İngiliz işadamları Gauher Yaqub ve Sujah Yaqub, “Atatürk” ismini kozmetik, ilaç, giysi ve gıda maddesi üretiminde marka olarak kullanmak için 2006’da AB Marka ve Tasarım Ofisi’ne başvurdu. Ofisin bu başvuruyu tescil etmesi üzerine Dışişleri ile Sanayi Bakanlığı, 2009’da “Atatürk bizim liderimizdir. Uygunsuz biçimde kullanılırsa bizi rencide eder” savunmasıyla karara itiraz etti. Ancak, başvuru 2011’de reddedildi. Bunun üzerine Türkiye, Temyiz Kurulu’na gitti. Kurul, Eylül 2012’de Atatürk isminin marka tescilini iptal etti.

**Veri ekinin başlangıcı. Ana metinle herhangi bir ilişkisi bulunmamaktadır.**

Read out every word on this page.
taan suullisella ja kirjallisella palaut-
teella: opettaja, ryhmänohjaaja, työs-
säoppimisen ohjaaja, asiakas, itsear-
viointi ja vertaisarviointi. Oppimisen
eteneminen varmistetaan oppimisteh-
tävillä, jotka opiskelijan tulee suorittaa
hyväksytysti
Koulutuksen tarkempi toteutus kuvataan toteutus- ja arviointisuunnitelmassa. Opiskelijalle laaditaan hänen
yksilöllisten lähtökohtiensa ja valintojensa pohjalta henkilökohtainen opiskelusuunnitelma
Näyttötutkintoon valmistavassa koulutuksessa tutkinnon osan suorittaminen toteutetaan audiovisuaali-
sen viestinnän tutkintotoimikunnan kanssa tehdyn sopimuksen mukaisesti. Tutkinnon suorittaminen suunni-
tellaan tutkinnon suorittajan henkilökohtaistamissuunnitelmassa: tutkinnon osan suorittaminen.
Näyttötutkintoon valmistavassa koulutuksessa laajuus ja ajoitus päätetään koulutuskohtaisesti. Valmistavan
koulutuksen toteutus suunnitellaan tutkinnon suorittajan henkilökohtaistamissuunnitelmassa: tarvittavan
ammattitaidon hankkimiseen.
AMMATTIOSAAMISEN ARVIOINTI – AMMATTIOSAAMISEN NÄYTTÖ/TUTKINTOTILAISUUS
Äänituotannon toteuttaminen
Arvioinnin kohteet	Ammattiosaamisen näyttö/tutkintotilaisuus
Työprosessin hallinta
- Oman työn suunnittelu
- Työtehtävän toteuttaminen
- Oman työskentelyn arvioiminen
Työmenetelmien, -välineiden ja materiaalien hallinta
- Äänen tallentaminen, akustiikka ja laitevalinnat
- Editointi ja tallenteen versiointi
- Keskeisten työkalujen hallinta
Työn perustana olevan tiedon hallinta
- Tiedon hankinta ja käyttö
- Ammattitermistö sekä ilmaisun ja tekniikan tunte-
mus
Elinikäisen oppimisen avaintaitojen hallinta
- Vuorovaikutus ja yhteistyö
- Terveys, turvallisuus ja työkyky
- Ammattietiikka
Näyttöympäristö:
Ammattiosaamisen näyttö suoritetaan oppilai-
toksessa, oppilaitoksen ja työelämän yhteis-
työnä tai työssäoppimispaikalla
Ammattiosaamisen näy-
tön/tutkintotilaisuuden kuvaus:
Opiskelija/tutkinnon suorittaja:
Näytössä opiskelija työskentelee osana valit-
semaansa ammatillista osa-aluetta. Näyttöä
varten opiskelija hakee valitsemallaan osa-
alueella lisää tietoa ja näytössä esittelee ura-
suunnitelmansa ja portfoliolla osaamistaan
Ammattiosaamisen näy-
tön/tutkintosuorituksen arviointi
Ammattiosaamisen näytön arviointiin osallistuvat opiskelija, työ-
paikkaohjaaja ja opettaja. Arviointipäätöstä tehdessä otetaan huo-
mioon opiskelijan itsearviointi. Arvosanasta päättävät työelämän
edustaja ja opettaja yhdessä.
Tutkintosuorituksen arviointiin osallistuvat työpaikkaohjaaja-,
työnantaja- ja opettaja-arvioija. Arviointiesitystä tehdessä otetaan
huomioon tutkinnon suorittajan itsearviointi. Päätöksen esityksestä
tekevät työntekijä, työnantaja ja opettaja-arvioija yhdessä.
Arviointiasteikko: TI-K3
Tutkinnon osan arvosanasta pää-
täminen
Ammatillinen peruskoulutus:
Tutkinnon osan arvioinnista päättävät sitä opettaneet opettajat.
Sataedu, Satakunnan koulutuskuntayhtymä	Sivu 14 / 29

TÜRKİYE, 2009’da başlayan “Atatürk” davasını kazandı. Türkiye savunmasında,  “Atatürk bizim liderimizdir. Uygunsuz biçimde kullanılırsa bizi rencide eder” dedi.

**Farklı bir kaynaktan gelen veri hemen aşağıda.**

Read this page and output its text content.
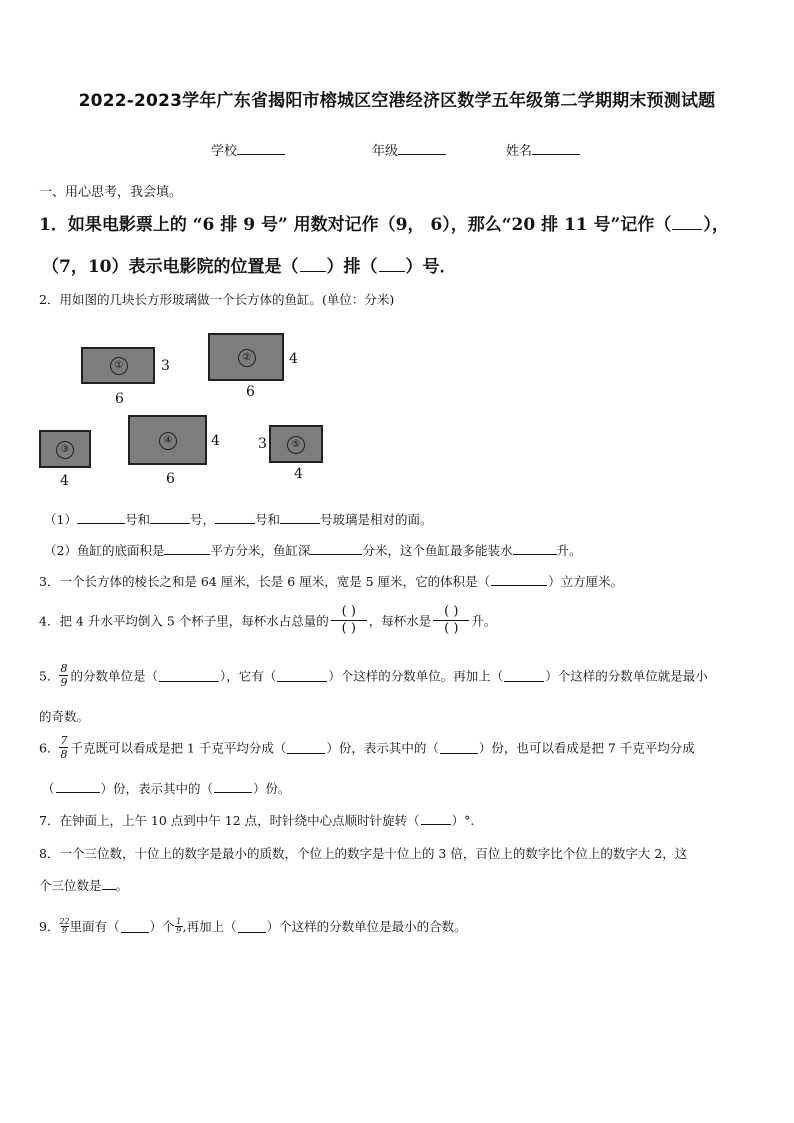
2022-2023学年广东省揭阳市榕城区空港经济区数学五年级第二学期期末预测试题
学校	年级	姓名
一、用心思考，我会填。
1．如果电影票上的 “6 排 9 号” 用数对记作（9， 6），那么“20 排 11 号”记作（ ），
（7，10）表示电影院的位置是（ ）排（ ）号．
2．用如图的几块长方形玻璃做一个长方体的鱼缸。(单位：分米)
①	3
6
②	4
6
③
4
④	4
6
3	⑤
4
（1）	号和	号，	号和	号玻璃是相对的面。
（2）鱼缸的底面积是	平方分米，鱼缸深	分米，这个鱼缸最多能装水	升。
3．一个长方体的棱长之和是 64 厘米，长是 6 厘米，宽是 5 厘米，它的体积是（	）立方厘米。
4．把 4 升水平均倒入 5 个杯子里，每杯水占总量的 $\frac{( )}{( )}$ ，每杯水是 $\frac{( )}{( )}$ 升。
5． $\frac{8}{9}$ 的分数单位是（	），它有（	）个这样的分数单位。再加上（	）个这样的分数单位就是最小
的奇数。
6． $\frac{7}{8}$ 千克既可以看成是把 1 千克平均分成（	）份，表示其中的（	）份，也可以看成是把 7 千克平均分成
（	）份，表示其中的（	）份。
7．在钟面上，上午 10 点到中午 12 点，时针绕中心点顺时针旋转（	）°.
8．一个三位数，十位上的数字是最小的质数，个位上的数字是十位上的 3 倍，百位上的数字比个位上的数字大 2，这
个三位数是 。
9． $\frac{22}{9}$ 里面有（ ）个 $\frac{1}{9}$ ,再加上（ ）个这样的分数单位是最小的合数。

İngiliz asıllı işadamları Muhammed Gauher Yaqub ve Muhammed Sujah Yaqub, Avrupa Birliği (AB) İç Pazar Uyumlaştırma Ofisi adıyla bilinen AB Marka ve Tasarım Ofisi’ne başvuru yaptı. Atatürk ismi kozmetik, ilaç, giysi ve gıda maddesi üretiminde marka olarak kullanılması amacıyla ofis tarafından 12 Eylül 2006’da bu kişiler adına tescil edildi. Bu gelişme üzerine Türkiye devreye girdi. Türk Patent Enstitüsü’nün uyarıları üzerine Dışişleri Bakanlığı ve Sanayi Bakanlığı’nın girişimleriyle hukuk savaşı başlatıldı. 13 Mayıs 2009’da iptal işlemi için bir Alman hukuk bürosu ile anlaşıldı. İspanya’nın Alicante kentinde bulunan ofise, markanın iptali için yapılan ilk başvuru, 28 Kasım 2011’de reddedildi. Bu süreç basına da yansıdı. Bunun üzerine Türkiye, Avrupa Birliği yargı kararlarına atıf yapan yeni bir savunma hazırlayarak, bu kez, AB Marka ve Tasarısı Ofisi Temyiz Kurulu’na başvurdu. Temyiz Kurulu, 17 Eylül 2012’de Türkiye’nin başvurusunu inceleyerek “Atatürk” markasının İngiliz işadamlarına tescil başvurusunu iptal etti. Kararda özetle, Atatürk’ün Türkiye Cumhuriyeti’nin kurucusu ve ilk cumhurbaşkanı olduğu, Türkiye ve Avrupa’da yaşayan Türkler tarafından derin saygı ve bağlılık duyulan bir lider konumunda bulunduğu belirtildi. Kararda, Atatürk’ün Türkler için ulusal bir sembol haline geldiği belirtilerek, “Atatürk” isminin bir marka olarak tescilinin Türk halkını rencide edeceği ve kamu düzenine aykırı olacağı hükmüne varıldı.

O, BİZİM KURTARICIMIZDIR

Bilim, Sanayi ve Teknoloji Bakanı Nihat Ergün, Türk Patent Enstitüsü’nün üyesi bulunduğu Avrupa Tasarım ve Patent Ofisi’nin bu girişiminden sonra devreye girdiğini anımsattı. İlgili bakanlıkların koordineli bir çalışma yürüttüğünü belirten Ergün, firmanın 2 ay içerisinde AB Adalet Divanı’na itiraz hakkı bulunduğunu, başvurması durumunda Türkiye’nin savunmasını orada da sürdüreceğini belirtti. Ergün, AB’ye yaptıkları savunma metninde, “Atatürk bizim liderimizdir. Ülkemizin kurtarıcısıdır, saygıyla anılan biridir. Uygunsuz biçimde kullanılırsa bizi rencide eder. Yapılan doğru değil” dediklerini söyledi.